Determined not to let sickness dash my romantic vision, I changed into a dress and heels. I staggered outside, half-blind with headache. My roommates began to question my health.
"Are you sure you're okay?" asked Zak, the sensitive roommate. "Your head feels warm. I think you have a fever. And you're, like, really pale right now."
"Yeah, yeah, I'm fine. Don't ruin my chances with Hot Neighbor...and his James VanDerBeek hair," I whispered, since attempting to make sound was searing agony in my brain.

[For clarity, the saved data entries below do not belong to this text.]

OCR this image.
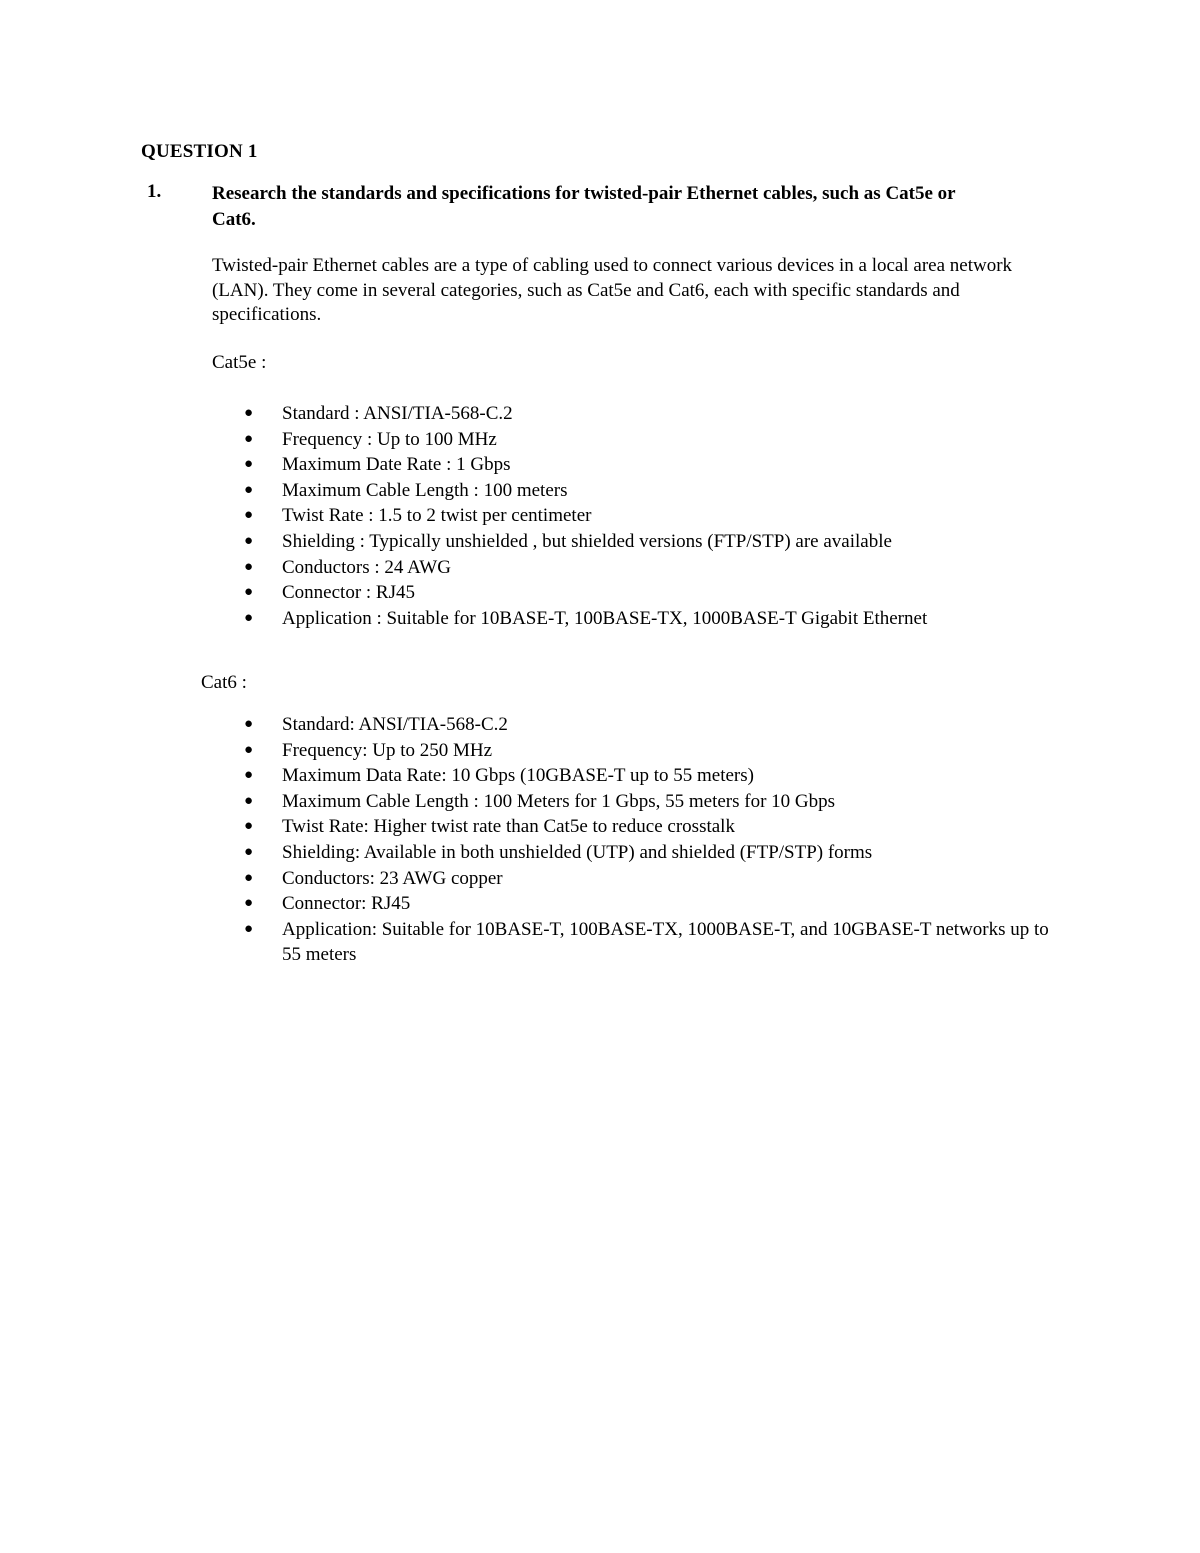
QUESTION 1
1.	Research the standards and specifications for twisted-pair Ethernet cables, such as Cat5e or Cat6.

Twisted-pair Ethernet cables are a type of cabling used to connect various devices in a local area network (LAN). They come in several categories, such as Cat5e and Cat6, each with specific standards and specifications.

Cat5e :

● Standard : ANSI/TIA-568-C.2
● Frequency : Up to 100 MHz
● Maximum Date Rate : 1 Gbps
● Maximum Cable Length : 100 meters
● Twist Rate : 1.5 to 2 twist per centimeter
● Shielding : Typically unshielded , but shielded versions (FTP/STP) are available
● Conductors : 24 AWG
● Connector : RJ45
● Application : Suitable for 10BASE-T, 100BASE-TX, 1000BASE-T Gigabit Ethernet

Cat6 :

● Standard: ANSI/TIA-568-C.2
● Frequency: Up to 250 MHz
● Maximum Data Rate: 10 Gbps (10GBASE-T up to 55 meters)
● Maximum Cable Length : 100 Meters for 1 Gbps, 55 meters for 10 Gbps
● Twist Rate: Higher twist rate than Cat5e to reduce crosstalk
● Shielding: Available in both unshielded (UTP) and shielded (FTP/STP) forms
● Conductors: 23 AWG copper
● Connector: RJ45
● Application: Suitable for 10BASE-T, 100BASE-TX, 1000BASE-T, and 10GBASE-T networks up to 55 meters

At the restaurant, I cursed my determination as I ate a cheese quesadilla and queasily waited while the gang drank margaritas. I convinced myself that this headache must be the result of a brain tumor. Hot Neighbor made jokes, and I saw him checking out my legs. I got lost in his dreamy smile until I realized I was just sitting there staring at him with glassy eyes and a small string of spittle hanging from my lip.
By the time we left, I was deep in the recesses of the migraine abyss. My roommates got me home.
When they grabbed my legs to attempt to stuff me into pajama bottoms, they saw an enormous purple spot covering my entire thigh. So that's what Hot Neighbor had been looking at. It looked like a bruise with thin veins running through it but didn't hurt. I peered down and pathetically whimpered in fear.
Like many people, I am a borderline hypochondriac. I had already assumed that a brain tumor was causing my headache, but now a mystery bruise meant death was certain.
"Blood clot! Brain tumor! I have a blood clot!" I yelled, feverishly weeping because I knew the Grim Reaper would soon be upon me. My roommates had already finished two bottles of champagne with Hot Neighbor, so my panic didn't faze them.
"Let's put her to bed. She'll be fine," said Zak, as he grabbed me and placed me on the bed.
"Nooo, don't leave me! Blood clot!" I wailed as they turned off the light. My head throbbed in the dark, and my stomach began to turn with thoughts of my impending doom.